Freedom clearly is not the absence of coercion; it is a system in which the approved kind of coercion is used. What kind of coercive system will keep people in line where they will act with regard to other people’s interest and do so in a manner that differs from the jungle and the military-command systems and governmentally directed police powers? The answer is clear. It is a system that assigns resources to individuals as private property and protects those rights with the government’s physical coercive powers. Government must exist, and it must have a monopoly of physical force that it uses to uphold private property rights against both domestic and foreign usurpers. Government must not deny property rights or weaken them or shift them around arbitrarily without due process of law and compensation.
Other concepts that are considered components of freedom, the right to live where one wishes, the right to speech and communication, the right to work where one will at what one wishes, are absent without private property rights. It is private property rights in one’s body and brain, it is access to paper and pencil as private property that enables me to express myself to willing readers and listeners; it is private property rights of other people to their resources that enables mutually agreeable contracts about where and for whom we will work at what wages. If private property rights are absent, none of these can occur–people instead would have to appeal to a political authority for permission to have such things as paper or radios or job assignments.
For example, when Protesters” invade a shopping center and allege their free speech is violated when they are removed, the fact is that they were seeking to take someone’s property (the land) to communicate (with not necessarily willing people). The protesters did not invade a stationery store and take paper and signboards without payment on the pretense that they were expressing their rights to free speech.

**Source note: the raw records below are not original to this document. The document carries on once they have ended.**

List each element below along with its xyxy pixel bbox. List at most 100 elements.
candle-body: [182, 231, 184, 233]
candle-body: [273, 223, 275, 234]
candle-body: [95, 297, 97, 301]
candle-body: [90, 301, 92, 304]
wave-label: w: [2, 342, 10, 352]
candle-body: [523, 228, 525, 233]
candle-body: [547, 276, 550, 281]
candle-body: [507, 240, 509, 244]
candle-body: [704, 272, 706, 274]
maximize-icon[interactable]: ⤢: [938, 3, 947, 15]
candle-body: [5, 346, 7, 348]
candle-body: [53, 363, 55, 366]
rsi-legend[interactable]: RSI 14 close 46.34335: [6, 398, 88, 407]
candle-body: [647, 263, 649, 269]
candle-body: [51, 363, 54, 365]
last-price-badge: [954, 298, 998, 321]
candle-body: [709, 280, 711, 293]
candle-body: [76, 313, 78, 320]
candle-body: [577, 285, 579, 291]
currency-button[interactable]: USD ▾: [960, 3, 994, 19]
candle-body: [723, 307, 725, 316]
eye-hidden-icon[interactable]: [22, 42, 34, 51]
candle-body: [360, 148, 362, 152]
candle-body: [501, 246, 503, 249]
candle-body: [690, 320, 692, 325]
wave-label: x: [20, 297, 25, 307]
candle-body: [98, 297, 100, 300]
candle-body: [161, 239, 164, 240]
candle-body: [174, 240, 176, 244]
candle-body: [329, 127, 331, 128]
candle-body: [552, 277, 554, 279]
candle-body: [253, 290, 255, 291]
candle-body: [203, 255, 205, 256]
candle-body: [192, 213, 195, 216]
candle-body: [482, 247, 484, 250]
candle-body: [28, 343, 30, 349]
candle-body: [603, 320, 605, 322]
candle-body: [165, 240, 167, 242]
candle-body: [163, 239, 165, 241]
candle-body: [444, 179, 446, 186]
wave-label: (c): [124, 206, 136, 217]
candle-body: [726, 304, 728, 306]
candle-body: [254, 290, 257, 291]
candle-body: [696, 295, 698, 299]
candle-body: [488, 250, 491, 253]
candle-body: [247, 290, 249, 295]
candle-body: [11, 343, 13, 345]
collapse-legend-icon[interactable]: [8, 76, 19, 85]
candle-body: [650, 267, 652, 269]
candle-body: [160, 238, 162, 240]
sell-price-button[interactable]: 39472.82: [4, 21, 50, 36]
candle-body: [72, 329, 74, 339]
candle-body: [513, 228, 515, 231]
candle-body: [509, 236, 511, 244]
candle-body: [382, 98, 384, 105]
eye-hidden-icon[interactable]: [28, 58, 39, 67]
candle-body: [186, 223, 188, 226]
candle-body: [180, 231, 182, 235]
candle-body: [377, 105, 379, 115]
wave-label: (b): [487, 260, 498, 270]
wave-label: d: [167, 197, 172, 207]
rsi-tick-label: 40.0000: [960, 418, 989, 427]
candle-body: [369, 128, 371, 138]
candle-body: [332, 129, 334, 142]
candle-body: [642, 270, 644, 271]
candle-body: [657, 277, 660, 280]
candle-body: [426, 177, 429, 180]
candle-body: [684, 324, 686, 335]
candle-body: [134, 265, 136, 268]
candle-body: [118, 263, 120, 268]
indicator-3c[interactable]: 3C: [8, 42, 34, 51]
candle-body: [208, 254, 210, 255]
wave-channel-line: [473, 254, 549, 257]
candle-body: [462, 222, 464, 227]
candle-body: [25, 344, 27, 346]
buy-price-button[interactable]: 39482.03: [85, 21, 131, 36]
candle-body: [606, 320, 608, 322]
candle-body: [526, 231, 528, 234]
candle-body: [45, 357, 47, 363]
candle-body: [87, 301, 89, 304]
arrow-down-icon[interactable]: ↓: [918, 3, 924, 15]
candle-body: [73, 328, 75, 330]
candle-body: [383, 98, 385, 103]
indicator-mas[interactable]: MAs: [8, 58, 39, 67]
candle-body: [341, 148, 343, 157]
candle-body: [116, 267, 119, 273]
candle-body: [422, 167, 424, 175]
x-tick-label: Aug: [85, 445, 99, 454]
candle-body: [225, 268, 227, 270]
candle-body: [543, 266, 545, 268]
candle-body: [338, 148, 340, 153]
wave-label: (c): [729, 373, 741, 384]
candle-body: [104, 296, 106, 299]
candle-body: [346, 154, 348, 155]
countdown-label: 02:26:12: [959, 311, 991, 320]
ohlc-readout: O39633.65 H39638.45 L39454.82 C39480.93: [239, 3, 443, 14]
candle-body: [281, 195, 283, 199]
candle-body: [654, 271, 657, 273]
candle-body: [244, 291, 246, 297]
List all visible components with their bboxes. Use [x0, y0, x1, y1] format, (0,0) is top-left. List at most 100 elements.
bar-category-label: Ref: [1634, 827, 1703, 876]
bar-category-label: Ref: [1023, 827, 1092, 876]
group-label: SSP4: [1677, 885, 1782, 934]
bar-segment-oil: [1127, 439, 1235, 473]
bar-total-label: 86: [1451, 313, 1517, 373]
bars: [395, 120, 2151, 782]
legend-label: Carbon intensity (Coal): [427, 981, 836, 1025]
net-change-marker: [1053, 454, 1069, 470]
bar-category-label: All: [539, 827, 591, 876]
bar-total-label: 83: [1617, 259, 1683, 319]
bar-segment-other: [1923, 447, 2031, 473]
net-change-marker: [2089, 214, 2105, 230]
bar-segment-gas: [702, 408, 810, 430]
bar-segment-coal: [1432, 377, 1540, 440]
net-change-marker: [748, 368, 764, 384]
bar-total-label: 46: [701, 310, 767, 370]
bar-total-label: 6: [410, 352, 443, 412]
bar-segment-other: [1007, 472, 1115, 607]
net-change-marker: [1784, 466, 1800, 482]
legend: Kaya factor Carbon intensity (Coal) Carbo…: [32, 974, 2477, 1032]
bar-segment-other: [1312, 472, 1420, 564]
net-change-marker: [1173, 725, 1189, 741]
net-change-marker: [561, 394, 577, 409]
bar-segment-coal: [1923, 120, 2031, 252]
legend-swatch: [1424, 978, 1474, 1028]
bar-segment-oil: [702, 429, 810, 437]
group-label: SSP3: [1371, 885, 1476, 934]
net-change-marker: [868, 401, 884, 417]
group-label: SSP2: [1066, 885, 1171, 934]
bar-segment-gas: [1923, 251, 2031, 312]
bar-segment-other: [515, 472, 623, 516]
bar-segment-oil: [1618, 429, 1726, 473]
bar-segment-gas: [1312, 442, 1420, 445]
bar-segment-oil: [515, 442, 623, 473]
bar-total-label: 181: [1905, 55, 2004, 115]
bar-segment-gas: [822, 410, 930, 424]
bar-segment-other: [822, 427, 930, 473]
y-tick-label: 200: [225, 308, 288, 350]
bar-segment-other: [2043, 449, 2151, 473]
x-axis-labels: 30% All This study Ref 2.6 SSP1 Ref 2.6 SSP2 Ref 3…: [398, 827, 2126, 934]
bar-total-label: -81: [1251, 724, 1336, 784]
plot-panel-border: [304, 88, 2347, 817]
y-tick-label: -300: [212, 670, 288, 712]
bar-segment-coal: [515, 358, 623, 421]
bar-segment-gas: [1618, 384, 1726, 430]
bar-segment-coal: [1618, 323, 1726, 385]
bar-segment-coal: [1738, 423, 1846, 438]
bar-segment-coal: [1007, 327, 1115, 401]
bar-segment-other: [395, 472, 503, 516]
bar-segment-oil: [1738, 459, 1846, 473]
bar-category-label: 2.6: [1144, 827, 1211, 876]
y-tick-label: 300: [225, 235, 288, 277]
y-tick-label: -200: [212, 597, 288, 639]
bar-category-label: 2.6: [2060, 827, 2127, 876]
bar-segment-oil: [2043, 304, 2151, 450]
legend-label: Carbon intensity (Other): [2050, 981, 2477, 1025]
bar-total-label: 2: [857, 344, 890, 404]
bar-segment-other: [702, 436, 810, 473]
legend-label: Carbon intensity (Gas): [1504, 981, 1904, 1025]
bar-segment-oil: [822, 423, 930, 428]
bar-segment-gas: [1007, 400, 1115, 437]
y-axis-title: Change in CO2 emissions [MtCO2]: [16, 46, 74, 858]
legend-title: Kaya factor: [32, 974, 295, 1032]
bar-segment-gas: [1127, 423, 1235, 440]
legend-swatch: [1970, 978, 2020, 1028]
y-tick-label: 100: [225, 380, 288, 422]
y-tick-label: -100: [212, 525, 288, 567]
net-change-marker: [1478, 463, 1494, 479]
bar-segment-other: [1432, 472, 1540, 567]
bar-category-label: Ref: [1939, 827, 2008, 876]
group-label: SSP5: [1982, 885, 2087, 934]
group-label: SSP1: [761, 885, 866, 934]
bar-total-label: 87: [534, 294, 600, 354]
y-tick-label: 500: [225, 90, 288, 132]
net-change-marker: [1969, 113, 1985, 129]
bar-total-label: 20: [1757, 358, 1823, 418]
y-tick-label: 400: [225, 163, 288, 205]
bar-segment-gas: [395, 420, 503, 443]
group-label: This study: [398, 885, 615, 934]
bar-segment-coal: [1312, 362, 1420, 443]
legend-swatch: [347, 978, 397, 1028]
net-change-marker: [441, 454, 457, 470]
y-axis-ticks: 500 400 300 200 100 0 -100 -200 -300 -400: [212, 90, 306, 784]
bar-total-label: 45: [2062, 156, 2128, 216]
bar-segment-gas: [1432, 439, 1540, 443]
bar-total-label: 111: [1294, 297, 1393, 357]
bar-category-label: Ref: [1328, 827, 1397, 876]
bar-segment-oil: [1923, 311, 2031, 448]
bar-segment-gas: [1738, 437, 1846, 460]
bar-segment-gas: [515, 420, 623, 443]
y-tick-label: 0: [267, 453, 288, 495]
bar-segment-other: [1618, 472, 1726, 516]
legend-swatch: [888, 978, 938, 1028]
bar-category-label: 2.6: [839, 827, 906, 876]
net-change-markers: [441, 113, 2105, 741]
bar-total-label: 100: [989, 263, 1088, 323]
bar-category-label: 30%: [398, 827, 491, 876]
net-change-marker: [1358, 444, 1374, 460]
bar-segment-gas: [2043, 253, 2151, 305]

Yet they were doing exactly that when invading the shopping center under the guise of Free speech.” But absent a private property system they could not have bought even the paper for signs. Instead, they would have to get them by appeal to a governmental agency. Then, indeed, they could complain that their right to free speech was denied. To have free speech one must first have a system of private property rights in resources that can be used for speech. Free speech doesn’t mean free resources for the taking; it means the right to use privately owned resources to communicate with others without permission of a government agency. And without private property sights, there is no way to avoid the necessity of first seeking permission from the agency in charge of resources that enable communication, as for example radio and television (in contrast to newspapers). The same reasoning applies to freedom of choice of occupation, place of residence, all of the things we regard as elements of freedom.
Surely, it should not be necessary to belabor the fact that such a system is more productive and conducive to prosperity and growth than any other system yet discovered. Still, that a system of private property also is the one that means freedom is surprising to many people today, although it was obvious and fundamental to the framers of our Constitution. Attenuate private property rights, and you attenuate freedom.
If that is surprising or implausible, I hope you will accept a challenge. Read John Allen’s excellent essay and decide whether or not freedom and a free society are dependent on a system of private rights to property. I am confident you will agree that it is.